In a separate amicus brief from the Reporters Committee for Freedom of the Press and 13 media organizations, the consequences of the Lynyrd Skynyrd movie ban are presented in another light.

"Amici are concerned that, if this Court were to permit an injunction permanently preventing the publication of speech in this instance, such a precedent could be used to permanently enjoin the press from publishing information from a source on the basis of the source’s agreements with other entities," they state. "The court below indicated the injunction was not a blanket prohibition on producing a film on a particular subject, but it effectively does serve as such when a contractually limited source is involved at any step of the process."

It's not only the Aug. 18 ruling that may unsettle films and TV shows that depict real-life events.

On Sept. 29, a Los Angeles Superior Court judge rejected a bid by FX Networks to stop a lawsuit from 101-year-old Gone With the Wind actress Olivia de Havilland over the Ryan Murphy series Feud: Bette and Joan.
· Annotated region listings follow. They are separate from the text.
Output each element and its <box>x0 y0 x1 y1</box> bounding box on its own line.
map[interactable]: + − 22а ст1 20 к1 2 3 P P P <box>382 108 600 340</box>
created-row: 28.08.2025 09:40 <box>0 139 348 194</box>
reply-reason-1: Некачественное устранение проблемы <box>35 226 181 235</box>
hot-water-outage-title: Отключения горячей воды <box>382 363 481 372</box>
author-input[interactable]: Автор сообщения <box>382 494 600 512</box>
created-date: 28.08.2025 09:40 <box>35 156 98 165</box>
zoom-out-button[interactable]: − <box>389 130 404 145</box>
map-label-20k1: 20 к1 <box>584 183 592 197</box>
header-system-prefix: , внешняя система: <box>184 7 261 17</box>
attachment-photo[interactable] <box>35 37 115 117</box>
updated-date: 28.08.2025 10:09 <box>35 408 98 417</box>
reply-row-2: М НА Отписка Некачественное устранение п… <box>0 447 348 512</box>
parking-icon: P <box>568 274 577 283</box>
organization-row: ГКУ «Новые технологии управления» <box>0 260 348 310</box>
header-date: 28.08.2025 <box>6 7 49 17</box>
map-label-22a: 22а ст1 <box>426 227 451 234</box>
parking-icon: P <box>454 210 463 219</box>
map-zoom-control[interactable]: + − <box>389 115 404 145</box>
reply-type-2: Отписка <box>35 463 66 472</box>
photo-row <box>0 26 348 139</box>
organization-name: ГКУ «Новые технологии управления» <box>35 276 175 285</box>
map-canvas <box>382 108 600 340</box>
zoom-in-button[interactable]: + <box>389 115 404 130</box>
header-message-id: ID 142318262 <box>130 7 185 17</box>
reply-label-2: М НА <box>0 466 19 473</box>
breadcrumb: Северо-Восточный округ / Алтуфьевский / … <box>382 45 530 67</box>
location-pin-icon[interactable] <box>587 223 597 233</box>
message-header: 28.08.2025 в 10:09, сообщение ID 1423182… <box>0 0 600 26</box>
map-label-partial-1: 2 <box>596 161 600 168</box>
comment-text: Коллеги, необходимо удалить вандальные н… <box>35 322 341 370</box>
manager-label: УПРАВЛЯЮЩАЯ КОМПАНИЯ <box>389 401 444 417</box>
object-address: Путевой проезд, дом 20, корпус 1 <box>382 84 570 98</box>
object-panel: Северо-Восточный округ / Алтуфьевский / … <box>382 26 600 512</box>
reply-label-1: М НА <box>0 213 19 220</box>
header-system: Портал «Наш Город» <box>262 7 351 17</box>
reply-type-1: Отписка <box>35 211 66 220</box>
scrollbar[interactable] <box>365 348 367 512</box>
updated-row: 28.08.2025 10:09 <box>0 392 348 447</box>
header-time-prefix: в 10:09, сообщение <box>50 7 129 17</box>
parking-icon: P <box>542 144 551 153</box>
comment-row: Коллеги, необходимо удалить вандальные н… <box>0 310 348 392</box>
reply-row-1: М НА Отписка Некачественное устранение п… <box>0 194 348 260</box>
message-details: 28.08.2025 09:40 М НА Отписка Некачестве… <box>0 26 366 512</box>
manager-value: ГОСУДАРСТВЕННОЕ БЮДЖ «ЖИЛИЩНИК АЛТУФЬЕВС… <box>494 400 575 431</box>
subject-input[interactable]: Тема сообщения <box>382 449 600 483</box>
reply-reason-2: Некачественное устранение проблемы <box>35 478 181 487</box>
Here's the written opinion.

What likely will be most concerning for other studios — and media groups — is Judge Holly Kendig's discussion of de Havilland's claim that FX violated her right of publicity by using her likeness without prior consent. FX argued that a fictionalized depiction of the actress in its series was constitutionally protected and "transformative," but Kendig rejected the legal reasoning.

Specifically, the judge pointed to the one and only Supreme Court case that dealt with publicity rights — Zacchini v. Scripps-Howard, which involved a man who performed a human cannonball trick — and another opinion that dealt with lithographs of the Three Stooges for the proposition that depictions of celebrities that merely appropriate a celebrity's economic value are not protected under the First Amendment. As to the argument that Feud made transformative use of de Havilland's life, Kendig wasn't impressed.

"[B]ecause the Defendants admit that they wanted to make the appearance of Plaintiff as real as possible, there is nothing transformative about the docudrama," wrote Kendig in her decision. "Moreover, even if Defendants imagined conversations for the sake of being creative, such does not make the show transformative."

The judge also cited the expert declaration of Mark Roesler, who routinely brokers deals for the estates of dead stars and here said that de Havilland could have sold her image rights for between $1.8 million to $2.1 million.

On Tuesday, FX filed a notice of appeal.

Although the appeal will be expedited thanks to de Havilland's advanced age, it is too soon for amicus briefs.

But some are already writing about its significance.

"[W]e have warned that the transformative use test threatens all creative expression about real people, including in film and TV," writes Electronic Frontier Foundation's Daniel Nazer. "Now we know we were right to worry. ... With this ruling, we have reached the bottom of the slippery slope: Accurate speech about real people is not protected by the First Amendment."